With global economic data and markets on edge, and central banks feverishly at work to keep their decade of emergency level policy and recovery intact, here’s a simple but important picture.
What it shows is a decade of the greatest country credit expansion in history. With China now the 2nd largest in the world, this planned economy has grown GDP by several trillion US$ but with over $25 trillion of new debt.
Behind the lines it shows how massive infrastructure spend drove new global demand for commodities from everywhere and how China became the largest car market and largest exporter of finished good in the world. It shows how they rolled out new cities with plans to fill them.
But if debt pulls future economic growth forward, it also shows that growth is and likely will be increasingly challenged.

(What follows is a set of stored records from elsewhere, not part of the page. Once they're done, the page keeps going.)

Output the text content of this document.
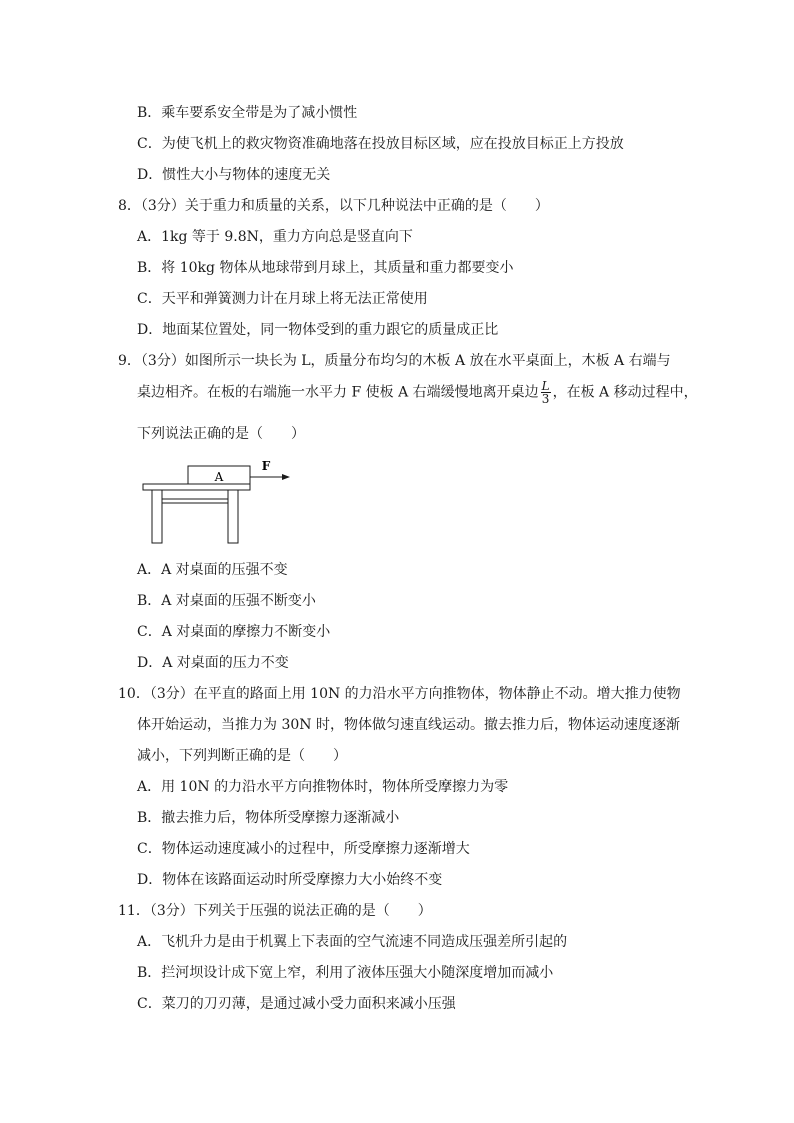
B．乘车要系安全带是为了减小惯性
C．为使飞机上的救灾物资准确地落在投放目标区域，应在投放目标正上方投放
D．惯性大小与物体的速度无关
8．（3分）关于重力和质量的关系，以下几种说法中正确的是（　　）
A．1kg 等于 9.8N，重力方向总是竖直向下
B．将 10kg 物体从地球带到月球上，其质量和重力都要变小
C．天平和弹簧测力计在月球上将无法正常使用
D．地面某位置处，同一物体受到的重力跟它的质量成正比
9．（3分）如图所示一块长为 L，质量分布均匀的木板 A 放在水平桌面上，木板 A 右端与
桌边相齐。在板的右端施一水平力 F 使板 A 右端缓慢地离开桌边 $\frac{L}{3}$ ，在板 A 移动过程中，
下列说法正确的是（　　）
A
F
A．A 对桌面的压强不变
B．A 对桌面的压强不断变小
C．A 对桌面的摩擦力不断变小
D．A 对桌面的压力不变
10．（3分）在平直的路面上用 10N 的力沿水平方向推物体，物体静止不动。增大推力使物
体开始运动，当推力为 30N 时，物体做匀速直线运动。撤去推力后，物体运动速度逐渐
减小，下列判断正确的是（　　）
A．用 10N 的力沿水平方向推物体时，物体所受摩擦力为零
B．撤去推力后，物体所受摩擦力逐渐减小
C．物体运动速度减小的过程中，所受摩擦力逐渐增大
D．物体在该路面运动时所受摩擦力大小始终不变
11．（3分）下列关于压强的说法正确的是（　　）
A．飞机升力是由于机翼上下表面的空气流速不同造成压强差所引起的
B．拦河坝设计成下宽上窄，利用了液体压强大小随深度增加而减小
C．菜刀的刀刃薄，是通过减小受力面积来减小压强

What it doesn’t show are the unintended consequences of such an expansion, excess capacities and a growing but maybe still really unknown number of non-performing loans.
What it also doesn’t show is that China accomplished whatever this decade became, their boom, with the tailwind of every major central bank, certainly the Fed/ECB/BoJ, experimenting feverishly with stimulative policy only to deliver an extended but low growth recovery of their own.
There is much to worry about in the financial world right now. EU bank stability in their negative interest rate world, Brexit, the HK situation, seemingly a shortage of global USDs, regional housing bubbles, a brewing trade war. Global economic numbers are rolling over and many yield curves are inverted. There’s a slowdown upon this world of central bank induced excess.
So now what does this planned economy, the greatest credit expansion in history, got planned?